Cela peut être utile tant que nous ne répétons pas la leçon opéraïste comme des perroquets. Pour se protéger, le travail intellectuel d’aujourd’hui doit trouver d’autres voies que celle de l’ouvrier masse. Il faut inscrire le problème dans la crise générale de la classe moyenne, la référence au binôme chaîne de montage/rejet du travail est inutile. Les jeux ont changé, la classe ouvrière industrielle, que ce soit celle de la Rust Belt américaine ou celle de Bergame et de Brescia, est l’un des viviers du populisme trumpiste ou leghiste [de la Ligue du Nord – NdT]. Certaines personnes pensent les évangéliser en prêchant l’amour chrétien pour les migrants, mais il faut vraiment avoir la mentalité de l’Armée du salut pour être aussi imbécile. Il s’agit là de rouvrir le conflit industriel, le thème de la santé proposé à nouveau par le coronavirus peut être le pivot sur lequel s’appuyer. Au contraire, sur le plan du travail intellectuel, aujourd’hui soumis à une dévaluation brutale, la libération ne peut avoir lieu qu’en combinant les dispositifs du mutualisme des origines avec les techniques numériques de communication les plus sophistiquées.

Beaucoup affirment que le temps est venu de rédiger un Statut des travailleurs. Qu’en pensez-vous ?

Pour l’amour du ciel ! Il nous manquait plus que ça ! Les lois reflètent toujours ce que l’on appelle la « constitution matérielle » d’un pays, c’est-à-dire les rapports de force entre les classes. Toute loi écrite aujourd’hui, avec « ce » Parlement, avec « ce » climat dans la société civile, porterait le signe du déséquilibre qui existe aujourd’hui entre le capital et le travail. La Constitution italienne existe déjà, et elle serait suffisante pour protéger le travail. Si elle était appliquée.

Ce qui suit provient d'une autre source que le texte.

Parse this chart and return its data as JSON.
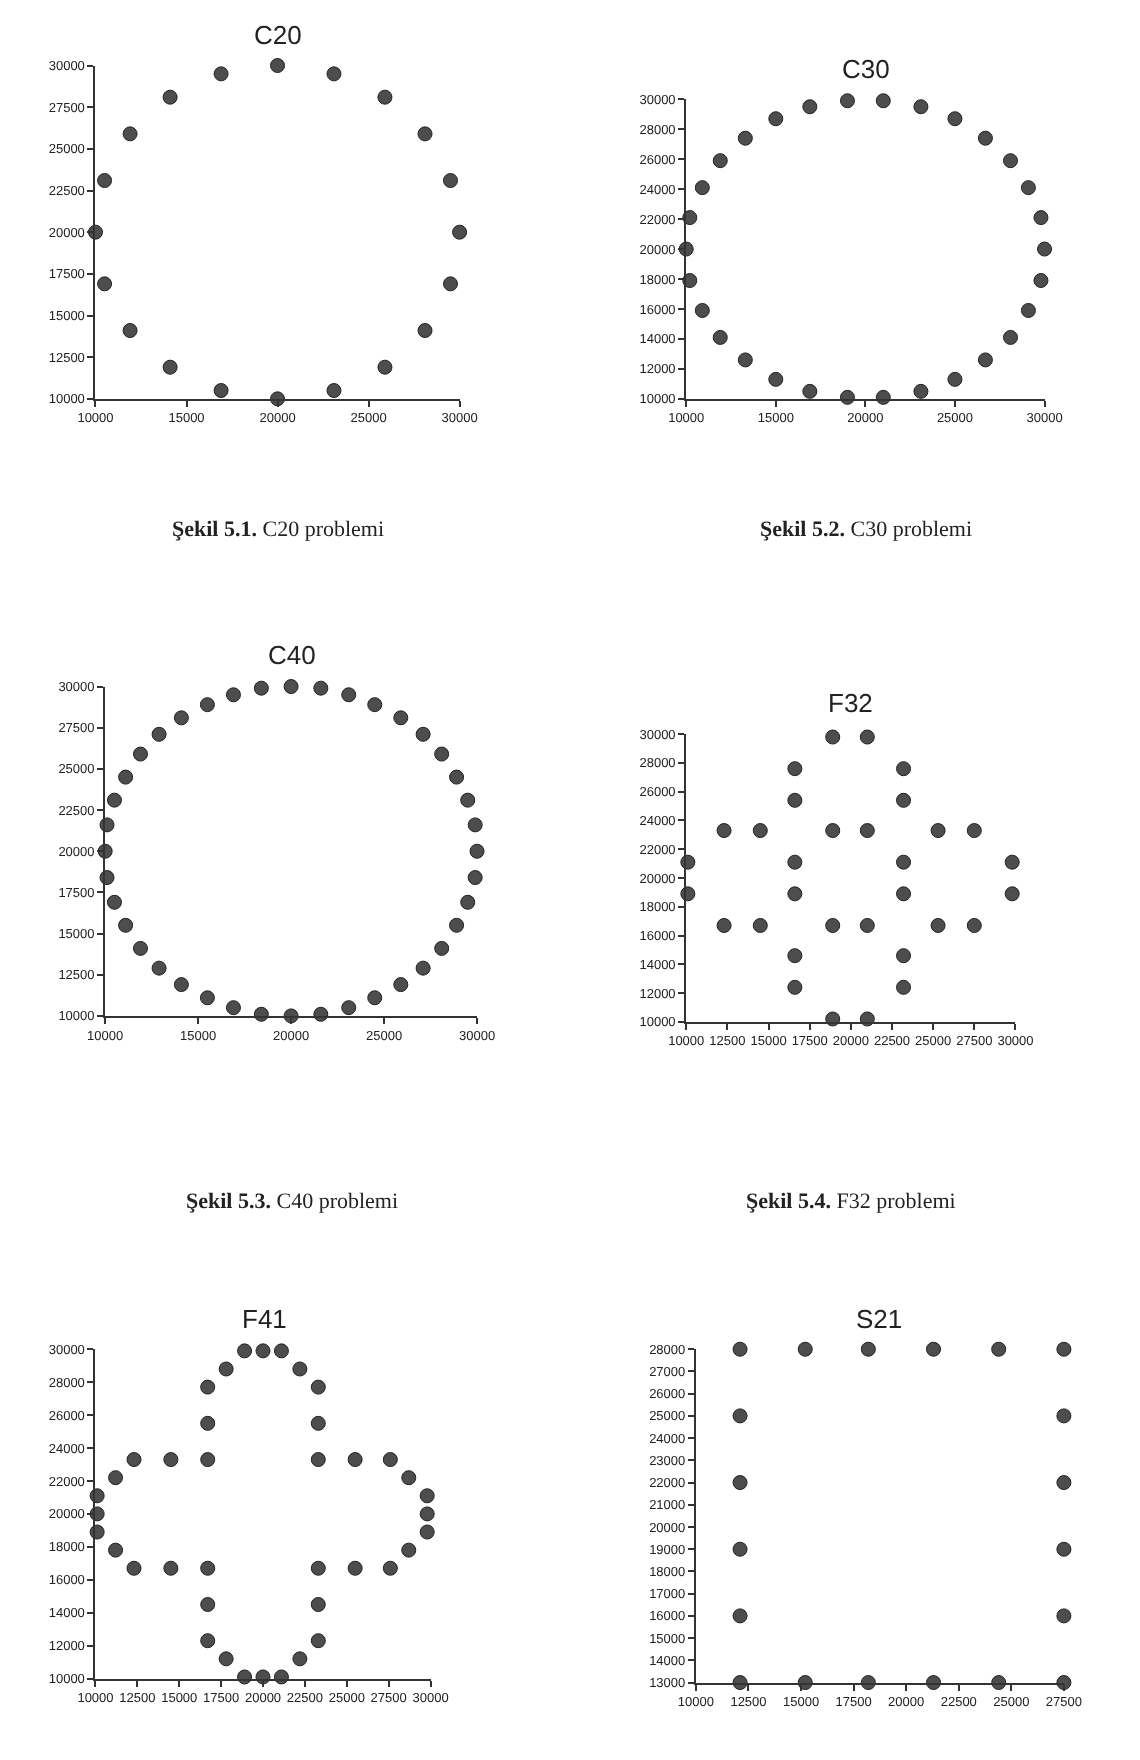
{
  "chart_data": [
    {
      "type": "scatter",
      "title": "C20",
      "color": "#4d4d4d",
      "marker": "circle",
      "x": [
        20000,
        23100,
        25900,
        28100,
        29500,
        30000,
        29500,
        28100,
        25900,
        23100,
        20000,
        16900,
        14100,
        11900,
        10500,
        10000,
        10500,
        11900,
        14100,
        16900
      ],
      "values": [
        30000,
        29500,
        28100,
        25900,
        23100,
        20000,
        16900,
        14100,
        11900,
        10500,
        10000,
        10500,
        11900,
        14100,
        16900,
        20000,
        23100,
        25900,
        28100,
        29500
      ],
      "xlim": [
        10000,
        30000
      ],
      "ylim": [
        10000,
        30000
      ],
      "xticks": [
        10000,
        15000,
        20000,
        25000,
        30000
      ],
      "yticks": [
        10000,
        12500,
        15000,
        17500,
        20000,
        22500,
        25000,
        27500,
        30000
      ],
      "annotations": [
        "Şekil 5.1. C20 problemi"
      ]
    },
    {
      "type": "scatter",
      "title": "C30",
      "color": "#4d4d4d",
      "marker": "circle",
      "x": [
        21000,
        23100,
        25000,
        26700,
        28100,
        29100,
        29800,
        30000,
        29800,
        29100,
        28100,
        26700,
        25000,
        23100,
        21000,
        19000,
        16900,
        15000,
        13300,
        11900,
        10900,
        10200,
        10000,
        10200,
        10900,
        11900,
        13300,
        15000,
        16900,
        19000
      ],
      "values": [
        29900,
        29500,
        28700,
        27400,
        25900,
        24100,
        22100,
        20000,
        17900,
        15900,
        14100,
        12600,
        11300,
        10500,
        10100,
        10100,
        10500,
        11300,
        12600,
        14100,
        15900,
        17900,
        20000,
        22100,
        24100,
        25900,
        27400,
        28700,
        29500,
        29900
      ],
      "xlim": [
        10000,
        30000
      ],
      "ylim": [
        10000,
        30000
      ],
      "xticks": [
        10000,
        15000,
        20000,
        25000,
        30000
      ],
      "yticks": [
        10000,
        12000,
        14000,
        16000,
        18000,
        20000,
        22000,
        24000,
        26000,
        28000,
        30000
      ],
      "annotations": [
        "Şekil 5.2. C30 problemi"
      ]
    },
    {
      "type": "scatter",
      "title": "C40",
      "color": "#4d4d4d",
      "marker": "circle",
      "x": [
        20000,
        21600,
        23100,
        24500,
        25900,
        27100,
        28100,
        28900,
        29500,
        29900,
        30000,
        29900,
        29500,
        28900,
        28100,
        27100,
        25900,
        24500,
        23100,
        21600,
        20000,
        18400,
        16900,
        15500,
        14100,
        12900,
        11900,
        11100,
        10500,
        10100,
        10000,
        10100,
        10500,
        11100,
        11900,
        12900,
        14100,
        15500,
        16900,
        18400
      ],
      "values": [
        30000,
        29900,
        29500,
        28900,
        28100,
        27100,
        25900,
        24500,
        23100,
        21600,
        20000,
        18400,
        16900,
        15500,
        14100,
        12900,
        11900,
        11100,
        10500,
        10100,
        10000,
        10100,
        10500,
        11100,
        11900,
        12900,
        14100,
        15500,
        16900,
        18400,
        20000,
        21600,
        23100,
        24500,
        25900,
        27100,
        28100,
        28900,
        29500,
        29900
      ],
      "xlim": [
        10000,
        30000
      ],
      "ylim": [
        10000,
        30000
      ],
      "xticks": [
        10000,
        15000,
        20000,
        25000,
        30000
      ],
      "yticks": [
        10000,
        12500,
        15000,
        17500,
        20000,
        22500,
        25000,
        27500,
        30000
      ],
      "annotations": [
        "Şekil 5.3. C40 problemi"
      ]
    },
    {
      "type": "scatter",
      "title": "F32",
      "color": "#4d4d4d",
      "marker": "circle",
      "x": [
        18900,
        21000,
        16600,
        23200,
        16600,
        23200,
        12300,
        14500,
        18900,
        21000,
        25300,
        27500,
        10100,
        16600,
        23200,
        29800,
        10100,
        16600,
        23200,
        29800,
        12300,
        14500,
        18900,
        21000,
        25300,
        27500,
        16600,
        23200,
        16600,
        23200,
        18900,
        21000
      ],
      "values": [
        29800,
        29800,
        27600,
        27600,
        25400,
        25400,
        23300,
        23300,
        23300,
        23300,
        23300,
        23300,
        21100,
        21100,
        21100,
        21100,
        18900,
        18900,
        18900,
        18900,
        16700,
        16700,
        16700,
        16700,
        16700,
        16700,
        14600,
        14600,
        12400,
        12400,
        10200,
        10200
      ],
      "xlim": [
        10000,
        30000
      ],
      "ylim": [
        10000,
        30000
      ],
      "xticks": [
        10000,
        12500,
        15000,
        17500,
        20000,
        22500,
        25000,
        27500,
        30000
      ],
      "yticks": [
        10000,
        12000,
        14000,
        16000,
        18000,
        20000,
        22000,
        24000,
        26000,
        28000,
        30000
      ],
      "annotations": [
        "Şekil 5.4. F32 problemi"
      ]
    },
    {
      "type": "scatter",
      "title": "F41",
      "color": "#4d4d4d",
      "marker": "circle",
      "x": [
        18900,
        20000,
        21100,
        17800,
        22200,
        16700,
        23300,
        16700,
        23300,
        12300,
        14500,
        16700,
        23300,
        25500,
        27600,
        11200,
        28700,
        10100,
        29800,
        10100,
        29800,
        10100,
        29800,
        11200,
        28700,
        12300,
        14500,
        16700,
        23300,
        25500,
        27600,
        16700,
        23300,
        16700,
        23300,
        17800,
        22200,
        18900,
        20000,
        21100
      ],
      "values": [
        29900,
        29900,
        29900,
        28800,
        28800,
        27700,
        27700,
        25500,
        25500,
        23300,
        23300,
        23300,
        23300,
        23300,
        23300,
        22200,
        22200,
        21100,
        21100,
        20000,
        20000,
        18900,
        18900,
        17800,
        17800,
        16700,
        16700,
        16700,
        16700,
        16700,
        16700,
        14500,
        14500,
        12300,
        12300,
        11200,
        11200,
        10100,
        10100,
        10100
      ],
      "xlim": [
        10000,
        30000
      ],
      "ylim": [
        10000,
        30000
      ],
      "xticks": [
        10000,
        12500,
        15000,
        17500,
        20000,
        22500,
        25000,
        27500,
        30000
      ],
      "yticks": [
        10000,
        12000,
        14000,
        16000,
        18000,
        20000,
        22000,
        24000,
        26000,
        28000,
        30000
      ]
    },
    {
      "type": "scatter",
      "title": "S21",
      "color": "#4d4d4d",
      "marker": "circle",
      "x": [
        12100,
        15200,
        18200,
        21300,
        24400,
        27500,
        12100,
        27500,
        12100,
        27500,
        12100,
        27500,
        12100,
        27500,
        12100,
        15200,
        18200,
        21300,
        24400,
        27500
      ],
      "values": [
        28000,
        28000,
        28000,
        28000,
        28000,
        28000,
        25000,
        25000,
        22000,
        22000,
        19000,
        19000,
        16000,
        16000,
        13000,
        13000,
        13000,
        13000,
        13000,
        13000
      ],
      "xlim": [
        10000,
        27500
      ],
      "ylim": [
        13000,
        28000
      ],
      "xticks": [
        10000,
        12500,
        15000,
        17500,
        20000,
        22500,
        25000,
        27500
      ],
      "yticks": [
        13000,
        14000,
        15000,
        16000,
        17000,
        18000,
        19000,
        20000,
        21000,
        22000,
        23000,
        24000,
        25000,
        26000,
        27000,
        28000
      ]
    }
  ]
}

Non, de nouvelles lois ne sont pas nécessaires, une mobilisation capillaire est nécessaire pour changer la constitution matérielle du pays, pour changer les rapports de force. Une fois que nous aurons réussi à renverser la situation, nous pourrons la consolider par de nouvelles lois. Il est temps d’invoquer le Widerstandsrecht, le droit de résistance. Cela signifie aussi, pour être clairs, de critiquer une certaine non-violence « à tout prix ».

Entretien mené par Roberto Ciccarelli, paru sur Il Manifesto le 21.05.2020

  1. L’équivalent du Medef en Italie [NdT]
  2. La cassa integrazione guadagni (CIG) est la caisse d’indemnisation du chômage partiel qui se substitue aux revenus des salariés lors d’une réduction ou d’une suspension temporaire d’activité.
  3. Gianni Agnelli, patron emblématique de la FIAT ; Luciano Lama, dirigeant de la CGIL, équivalent italien de la CGT [NDT].
  4. Institut national de la sécurité sociale italienne.
  5. Journal politique italien crée en 1969 par un groupe de dissidents du Parti Communiste Italien [NDT].